Allelopathic Influence of Eucalyptus (Eucalyptus camadulensis L.) on Germination and Seedling Growth of Crops (scialert.net)
• Black Walnut: The poster child for allelopathic plants. Every single part of the tree: leaves, fruit, bark etc., inhibits or just kills a wide range of plants. But the roots contain the most of the active ingredient juglone, and those roots typically have a spread three times the size of the canopy. As many gardeners know all too well, tomatoes (and related crops) are most severely affected.
• Garlic mustard: The headline at 'Nature dot org.' tells it all: "Invasive, destructive and edible". This common 'weed' flies under most people's radar, but it is a bad actor. Also known as 'poor man's garlic', 'hedge garlic', 'Garlic root' and 'Jack by the hedge', it has a garlicky smell when the leaves are crushed. It is a 'biennial'; a plant that takes two years to produce flowers, with small white blooms appearing the second spring. It takes down other plants in two ways. 1) it spreads it's seed earlier than native plants. It was brought here from Europe to be an erosion preventer, which turned out to be a bad idea as it prevents the growth of the later blooming plants that actually DO help prevent erosion. And 2) its root system interferes with the fungal network that helps native trees and other plants thrive. Although technically edible, you must, as with pokeweed, harvest the young shoots before they build up toxins (in this case, cyanide; what a charming plant!). Learn how to recognize it and pull it slowly out of wet ground before it flowers and sets seed. Experts say you will see the positive results of such pulling within a year as the good plants come back.

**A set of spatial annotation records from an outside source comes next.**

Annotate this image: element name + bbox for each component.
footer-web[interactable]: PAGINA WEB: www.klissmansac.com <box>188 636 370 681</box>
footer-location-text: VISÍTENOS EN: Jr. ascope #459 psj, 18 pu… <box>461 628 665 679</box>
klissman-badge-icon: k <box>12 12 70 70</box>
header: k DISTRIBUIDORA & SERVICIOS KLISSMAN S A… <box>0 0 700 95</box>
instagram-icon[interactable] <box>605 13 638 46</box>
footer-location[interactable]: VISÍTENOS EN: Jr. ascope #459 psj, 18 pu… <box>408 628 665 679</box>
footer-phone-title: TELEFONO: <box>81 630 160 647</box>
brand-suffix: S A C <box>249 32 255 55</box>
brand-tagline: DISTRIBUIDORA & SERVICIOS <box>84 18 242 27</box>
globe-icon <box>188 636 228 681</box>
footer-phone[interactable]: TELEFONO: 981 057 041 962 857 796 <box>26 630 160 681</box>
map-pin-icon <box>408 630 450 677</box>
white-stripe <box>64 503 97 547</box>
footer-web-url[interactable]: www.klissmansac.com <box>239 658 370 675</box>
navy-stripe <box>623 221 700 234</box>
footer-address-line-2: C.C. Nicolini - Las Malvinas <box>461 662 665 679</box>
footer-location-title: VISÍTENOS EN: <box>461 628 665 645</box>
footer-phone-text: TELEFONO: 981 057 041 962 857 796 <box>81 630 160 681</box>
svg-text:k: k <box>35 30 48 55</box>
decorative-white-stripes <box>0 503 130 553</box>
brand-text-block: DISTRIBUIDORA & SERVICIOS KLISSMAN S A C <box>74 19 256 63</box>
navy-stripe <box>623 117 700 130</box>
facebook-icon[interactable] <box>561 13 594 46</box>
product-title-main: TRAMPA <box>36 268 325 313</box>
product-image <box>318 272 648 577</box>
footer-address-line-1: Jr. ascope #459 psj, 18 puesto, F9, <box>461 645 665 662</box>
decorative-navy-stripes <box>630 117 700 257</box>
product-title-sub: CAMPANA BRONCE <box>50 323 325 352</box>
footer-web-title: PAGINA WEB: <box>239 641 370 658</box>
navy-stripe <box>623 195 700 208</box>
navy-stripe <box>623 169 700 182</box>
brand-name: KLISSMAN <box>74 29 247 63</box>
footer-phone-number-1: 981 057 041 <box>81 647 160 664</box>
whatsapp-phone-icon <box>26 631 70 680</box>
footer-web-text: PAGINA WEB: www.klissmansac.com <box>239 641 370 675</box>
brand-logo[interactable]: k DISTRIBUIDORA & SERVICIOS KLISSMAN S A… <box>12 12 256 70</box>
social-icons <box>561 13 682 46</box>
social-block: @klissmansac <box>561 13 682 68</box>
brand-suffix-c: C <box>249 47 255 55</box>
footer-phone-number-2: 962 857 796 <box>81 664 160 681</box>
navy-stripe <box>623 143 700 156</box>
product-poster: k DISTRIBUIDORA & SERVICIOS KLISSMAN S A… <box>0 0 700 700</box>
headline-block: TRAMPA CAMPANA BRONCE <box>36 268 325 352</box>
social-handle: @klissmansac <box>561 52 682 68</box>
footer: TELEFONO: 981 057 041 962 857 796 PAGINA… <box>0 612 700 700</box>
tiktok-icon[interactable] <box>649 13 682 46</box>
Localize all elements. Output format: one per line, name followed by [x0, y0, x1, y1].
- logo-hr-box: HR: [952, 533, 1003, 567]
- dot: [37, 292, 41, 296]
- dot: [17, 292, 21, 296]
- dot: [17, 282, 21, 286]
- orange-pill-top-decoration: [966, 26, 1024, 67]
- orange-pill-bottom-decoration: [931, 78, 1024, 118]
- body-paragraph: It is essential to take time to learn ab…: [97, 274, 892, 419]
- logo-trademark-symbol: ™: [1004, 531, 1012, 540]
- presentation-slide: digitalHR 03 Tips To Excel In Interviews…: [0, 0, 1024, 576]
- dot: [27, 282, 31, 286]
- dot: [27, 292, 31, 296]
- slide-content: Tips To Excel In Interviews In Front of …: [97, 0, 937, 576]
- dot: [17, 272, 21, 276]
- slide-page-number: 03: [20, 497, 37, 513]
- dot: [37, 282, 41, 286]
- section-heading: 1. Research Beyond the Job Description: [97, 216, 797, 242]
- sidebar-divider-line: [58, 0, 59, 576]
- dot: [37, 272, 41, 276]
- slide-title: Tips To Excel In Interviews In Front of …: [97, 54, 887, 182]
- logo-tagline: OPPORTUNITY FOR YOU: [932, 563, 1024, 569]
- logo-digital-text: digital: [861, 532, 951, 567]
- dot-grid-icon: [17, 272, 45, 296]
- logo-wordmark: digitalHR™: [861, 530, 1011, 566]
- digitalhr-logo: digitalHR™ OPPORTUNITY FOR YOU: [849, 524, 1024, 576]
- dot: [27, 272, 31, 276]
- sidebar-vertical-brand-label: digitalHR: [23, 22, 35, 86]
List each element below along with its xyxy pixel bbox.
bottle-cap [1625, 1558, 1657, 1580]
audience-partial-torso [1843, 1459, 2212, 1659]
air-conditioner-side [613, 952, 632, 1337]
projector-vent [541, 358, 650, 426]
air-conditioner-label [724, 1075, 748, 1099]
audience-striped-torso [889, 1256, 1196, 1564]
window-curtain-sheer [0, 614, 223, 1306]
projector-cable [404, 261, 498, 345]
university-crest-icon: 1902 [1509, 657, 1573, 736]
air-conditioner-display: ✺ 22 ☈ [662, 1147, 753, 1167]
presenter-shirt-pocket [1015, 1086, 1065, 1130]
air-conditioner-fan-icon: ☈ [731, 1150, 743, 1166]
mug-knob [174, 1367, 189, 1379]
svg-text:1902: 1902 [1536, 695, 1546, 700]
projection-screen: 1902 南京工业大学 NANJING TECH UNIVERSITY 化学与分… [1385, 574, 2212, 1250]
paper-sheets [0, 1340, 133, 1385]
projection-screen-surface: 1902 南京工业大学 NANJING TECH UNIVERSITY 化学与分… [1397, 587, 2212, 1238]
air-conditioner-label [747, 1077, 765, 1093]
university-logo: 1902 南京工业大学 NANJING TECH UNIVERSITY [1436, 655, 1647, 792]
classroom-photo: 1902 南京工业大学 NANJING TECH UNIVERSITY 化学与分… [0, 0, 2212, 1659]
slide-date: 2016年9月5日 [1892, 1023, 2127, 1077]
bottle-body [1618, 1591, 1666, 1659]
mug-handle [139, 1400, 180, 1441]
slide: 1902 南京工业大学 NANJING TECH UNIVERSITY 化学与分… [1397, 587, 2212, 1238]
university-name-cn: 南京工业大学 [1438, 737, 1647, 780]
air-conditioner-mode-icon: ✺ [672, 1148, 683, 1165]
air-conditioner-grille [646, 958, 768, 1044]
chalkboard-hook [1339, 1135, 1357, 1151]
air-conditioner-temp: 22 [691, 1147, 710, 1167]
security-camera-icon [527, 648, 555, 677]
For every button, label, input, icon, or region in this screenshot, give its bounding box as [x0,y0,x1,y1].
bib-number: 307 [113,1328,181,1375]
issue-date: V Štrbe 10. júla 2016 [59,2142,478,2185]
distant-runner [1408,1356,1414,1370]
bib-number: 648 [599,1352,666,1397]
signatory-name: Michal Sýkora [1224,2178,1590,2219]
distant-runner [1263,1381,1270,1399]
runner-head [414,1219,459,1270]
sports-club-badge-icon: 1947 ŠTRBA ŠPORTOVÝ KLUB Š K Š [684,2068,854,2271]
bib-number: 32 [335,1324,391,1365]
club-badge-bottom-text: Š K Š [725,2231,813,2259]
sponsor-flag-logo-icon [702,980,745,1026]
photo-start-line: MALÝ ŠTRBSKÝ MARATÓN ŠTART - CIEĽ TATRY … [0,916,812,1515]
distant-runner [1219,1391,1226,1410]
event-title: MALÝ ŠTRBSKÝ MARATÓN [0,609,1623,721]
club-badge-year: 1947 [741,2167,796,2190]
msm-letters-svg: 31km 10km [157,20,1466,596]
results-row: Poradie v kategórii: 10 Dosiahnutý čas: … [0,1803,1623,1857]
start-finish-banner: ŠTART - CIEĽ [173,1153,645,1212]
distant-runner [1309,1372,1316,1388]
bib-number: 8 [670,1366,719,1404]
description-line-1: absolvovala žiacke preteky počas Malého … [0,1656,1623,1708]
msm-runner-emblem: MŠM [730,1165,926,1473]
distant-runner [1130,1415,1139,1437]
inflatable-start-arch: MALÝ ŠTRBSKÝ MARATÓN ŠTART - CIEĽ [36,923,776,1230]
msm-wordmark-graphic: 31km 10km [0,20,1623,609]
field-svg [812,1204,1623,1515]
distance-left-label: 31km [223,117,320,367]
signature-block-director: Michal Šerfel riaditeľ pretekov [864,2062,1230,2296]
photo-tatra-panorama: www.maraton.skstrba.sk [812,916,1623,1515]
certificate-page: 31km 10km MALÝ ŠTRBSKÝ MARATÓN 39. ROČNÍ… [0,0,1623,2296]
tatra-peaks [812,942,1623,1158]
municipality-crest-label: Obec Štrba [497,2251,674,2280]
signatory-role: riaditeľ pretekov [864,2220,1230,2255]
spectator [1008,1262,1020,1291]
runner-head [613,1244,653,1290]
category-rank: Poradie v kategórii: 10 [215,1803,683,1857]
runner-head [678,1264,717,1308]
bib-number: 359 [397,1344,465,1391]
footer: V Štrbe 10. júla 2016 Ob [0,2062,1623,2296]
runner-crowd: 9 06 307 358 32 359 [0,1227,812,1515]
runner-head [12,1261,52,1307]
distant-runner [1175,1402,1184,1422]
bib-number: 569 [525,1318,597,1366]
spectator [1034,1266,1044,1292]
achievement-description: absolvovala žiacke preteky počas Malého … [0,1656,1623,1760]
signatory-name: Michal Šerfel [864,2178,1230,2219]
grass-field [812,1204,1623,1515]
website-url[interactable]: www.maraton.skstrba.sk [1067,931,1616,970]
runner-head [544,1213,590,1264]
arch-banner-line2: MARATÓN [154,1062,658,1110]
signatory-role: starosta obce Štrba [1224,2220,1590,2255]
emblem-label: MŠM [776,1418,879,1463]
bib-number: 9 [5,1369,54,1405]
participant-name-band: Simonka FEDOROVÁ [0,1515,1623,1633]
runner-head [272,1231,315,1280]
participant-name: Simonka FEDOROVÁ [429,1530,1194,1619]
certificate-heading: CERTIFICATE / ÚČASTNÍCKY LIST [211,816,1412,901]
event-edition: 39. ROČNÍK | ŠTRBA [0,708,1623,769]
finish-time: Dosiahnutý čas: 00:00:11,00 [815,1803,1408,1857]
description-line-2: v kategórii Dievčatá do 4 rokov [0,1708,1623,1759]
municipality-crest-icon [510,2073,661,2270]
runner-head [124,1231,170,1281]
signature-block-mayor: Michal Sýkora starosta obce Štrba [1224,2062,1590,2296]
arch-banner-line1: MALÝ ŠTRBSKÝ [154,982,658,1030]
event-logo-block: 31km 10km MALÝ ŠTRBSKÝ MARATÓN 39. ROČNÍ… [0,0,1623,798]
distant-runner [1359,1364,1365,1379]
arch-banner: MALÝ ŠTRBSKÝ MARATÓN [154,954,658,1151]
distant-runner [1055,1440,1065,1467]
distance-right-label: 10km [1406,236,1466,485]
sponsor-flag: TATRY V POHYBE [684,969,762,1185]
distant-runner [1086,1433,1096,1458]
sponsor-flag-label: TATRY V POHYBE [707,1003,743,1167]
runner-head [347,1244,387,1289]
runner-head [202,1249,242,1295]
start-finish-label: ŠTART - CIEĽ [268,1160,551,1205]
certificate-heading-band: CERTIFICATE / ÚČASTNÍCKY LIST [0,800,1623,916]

• Sunflowers: Got your attention there, didn't we? Although people LOVE feeding birds in the summer for human enjoyment, the result is a triple no no. One: Feeding seed to birds in the summer is unnecessary and potentially damaging to the birds as they lose interest in the abundant natural resources they have relied upon for centuries AND lose the food-finding instinct and the exercise it provides. Yeah, yeah--you like to watch the cute birdies...even if it leads to their extinction? Your entertainment is not worth the loss of a single species. Two: Spilled seed of any kind attracts mice, rats, voles, raccoons, rabbits, deer...and anything else you have lured to your landscape with the promise of endless food. And to the point of today's topic, #3: sunflower seed hulls are allelopathic. Or haven't you noticed that nothing grows beneath your feeder? Birds need fresh water in the summer and suet in the winter. That's it.
• The list goes on; allelopathy is an adaption that leads to a species' success. Inhibiting the growth of or just plain killing other plants is an excellent way for that plant family to survive. Always remember that the world outside our windows is Darwin, not Disney. It is a life and death struggle to survive every day, and it is not for us to change the odds by human interventions like feeding birds in the summer.